Tuesday, October 09, 2007

Why can't Twitter get its act together?

I've blogged here about being a Twitter addict and it's true, I am. I love Twitter for the spontaneity, the friendships, the fun, and the coerced brevity. But honestly, why can't they make it work better? I've been on Twitter since early this year. I think I signed up during SXSW, when a lot of others did. So that's about 7 months. And in that time there have been almost no improvements in performance or reliability. I still get the "bluebird" page many times a day, indicating their servers couldn't respond.

There are still stupid little bugs that would take almost no time to fix; for instance, the long-tweet-with-no-spaces-bug. When someone posts a Tweet that is long and contains no spaces (or possibly other delimiters) it causes the page to extend tweet text under the sidebar on the right.

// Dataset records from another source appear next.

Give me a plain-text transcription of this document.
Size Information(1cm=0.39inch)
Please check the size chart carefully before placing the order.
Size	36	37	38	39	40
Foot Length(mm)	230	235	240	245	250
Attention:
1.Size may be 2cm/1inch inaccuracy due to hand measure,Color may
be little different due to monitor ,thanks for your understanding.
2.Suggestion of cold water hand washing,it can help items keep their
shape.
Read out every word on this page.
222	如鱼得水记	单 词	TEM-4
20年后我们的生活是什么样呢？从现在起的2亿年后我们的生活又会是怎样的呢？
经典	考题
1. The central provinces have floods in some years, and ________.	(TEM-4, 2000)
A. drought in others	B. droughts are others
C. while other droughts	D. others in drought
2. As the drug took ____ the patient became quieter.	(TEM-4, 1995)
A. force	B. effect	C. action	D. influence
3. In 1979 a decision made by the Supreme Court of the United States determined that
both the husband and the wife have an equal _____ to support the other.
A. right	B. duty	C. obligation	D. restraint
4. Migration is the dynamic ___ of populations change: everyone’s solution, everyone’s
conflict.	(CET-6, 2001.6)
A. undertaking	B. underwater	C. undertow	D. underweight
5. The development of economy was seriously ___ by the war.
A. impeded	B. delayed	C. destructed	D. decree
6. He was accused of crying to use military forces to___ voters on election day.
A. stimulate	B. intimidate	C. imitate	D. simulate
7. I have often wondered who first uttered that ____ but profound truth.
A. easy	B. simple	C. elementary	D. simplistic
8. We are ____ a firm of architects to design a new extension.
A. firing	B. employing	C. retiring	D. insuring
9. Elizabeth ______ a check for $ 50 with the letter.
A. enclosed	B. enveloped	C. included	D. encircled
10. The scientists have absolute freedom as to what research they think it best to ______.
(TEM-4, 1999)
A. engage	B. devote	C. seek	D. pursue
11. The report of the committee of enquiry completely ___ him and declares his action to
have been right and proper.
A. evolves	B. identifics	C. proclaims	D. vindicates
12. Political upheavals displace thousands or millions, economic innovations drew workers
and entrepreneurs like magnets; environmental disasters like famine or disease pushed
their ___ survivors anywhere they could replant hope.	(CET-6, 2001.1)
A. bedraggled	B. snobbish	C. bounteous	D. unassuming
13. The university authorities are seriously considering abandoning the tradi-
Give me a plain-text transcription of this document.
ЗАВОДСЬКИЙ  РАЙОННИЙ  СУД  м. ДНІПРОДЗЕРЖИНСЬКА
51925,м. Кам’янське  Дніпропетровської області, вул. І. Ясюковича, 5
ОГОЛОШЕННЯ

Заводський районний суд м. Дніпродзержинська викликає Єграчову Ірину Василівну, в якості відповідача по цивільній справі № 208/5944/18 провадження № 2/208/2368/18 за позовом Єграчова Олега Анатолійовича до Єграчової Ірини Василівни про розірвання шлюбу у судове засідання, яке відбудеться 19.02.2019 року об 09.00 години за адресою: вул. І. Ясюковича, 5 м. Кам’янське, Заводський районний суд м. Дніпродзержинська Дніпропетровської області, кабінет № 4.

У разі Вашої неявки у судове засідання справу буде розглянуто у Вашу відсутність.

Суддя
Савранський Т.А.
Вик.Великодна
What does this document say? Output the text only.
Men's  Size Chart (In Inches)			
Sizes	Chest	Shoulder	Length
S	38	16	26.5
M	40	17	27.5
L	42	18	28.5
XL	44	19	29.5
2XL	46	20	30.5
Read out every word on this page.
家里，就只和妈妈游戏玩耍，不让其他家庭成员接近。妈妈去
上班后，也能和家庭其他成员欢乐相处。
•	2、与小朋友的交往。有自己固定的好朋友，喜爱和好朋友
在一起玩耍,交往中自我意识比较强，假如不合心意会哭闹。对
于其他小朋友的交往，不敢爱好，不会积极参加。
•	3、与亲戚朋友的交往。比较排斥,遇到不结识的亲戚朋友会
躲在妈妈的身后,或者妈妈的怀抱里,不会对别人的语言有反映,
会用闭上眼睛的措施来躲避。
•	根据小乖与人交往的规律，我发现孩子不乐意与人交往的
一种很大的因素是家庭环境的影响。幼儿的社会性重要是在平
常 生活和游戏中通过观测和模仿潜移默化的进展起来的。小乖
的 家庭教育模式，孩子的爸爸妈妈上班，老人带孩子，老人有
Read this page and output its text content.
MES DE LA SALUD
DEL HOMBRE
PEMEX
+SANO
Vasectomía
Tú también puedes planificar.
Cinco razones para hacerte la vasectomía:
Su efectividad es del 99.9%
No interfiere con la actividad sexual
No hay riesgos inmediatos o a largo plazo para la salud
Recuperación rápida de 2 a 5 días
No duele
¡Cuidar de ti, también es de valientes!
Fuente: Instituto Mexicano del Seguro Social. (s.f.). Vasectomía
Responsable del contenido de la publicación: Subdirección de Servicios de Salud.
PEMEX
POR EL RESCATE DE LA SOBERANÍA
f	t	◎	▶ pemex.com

And how about the long-festering no-update-on-follow bug? That happens when you follow someone, but the page never updates. You get the perpetual busy-cycling icon on the top right of the page. Refreshing the page fixes it. That seems to me to be a simple Ajax bug.

C'mon guys, that's like a couple lines of code to fix. Why are you monkeying around with format, font and style sheet changes when there are real problems to fix?

Why can't you get the performance and reliability stabilized? This is not rocket science, guys. Sites like google mail, amazon, and facebook are much more complex in data structure and demanding in functionality, yet they perform with virtually no downtime or lost inputs.

I've analyzed and modeled your information structure. It's not that complicated. You seem to have engineering cycles to redesign your UI and add new functionality. Why in the world can't you just do some simple performance optimization instead of futzing around with surface appearance?

You've got a great concept here, Twitter, just please make it work.

3 Comments:

Anonymous Anonymous said...

Joe, I have a similar frustration. At Social Media Breakfast 2 last week, someone said it was like Twitter was teasing us.

I wonder if Google's purchase of Jaiku will cause more people to give that service a serious look.

I'm on Twitter because the community I roll in is largely there. But eventually, my patience might just run out.

Wednesday, October 10, 2007 11:08:00 AM  
Blogger Joe C said...

On Twitter yesterday, I only half-jokingly asked for volunteers to contribute to a "TwitterThatWorks" service. Same functionality, except with performance and reliability.

Wednesday, October 10, 2007 11:51:00 AM  
Anonymous Anonymous said...

As a fairly new Twittey, I can say you definitely are an addict!! I'm still building my addiction and learning the ropes and etiquette!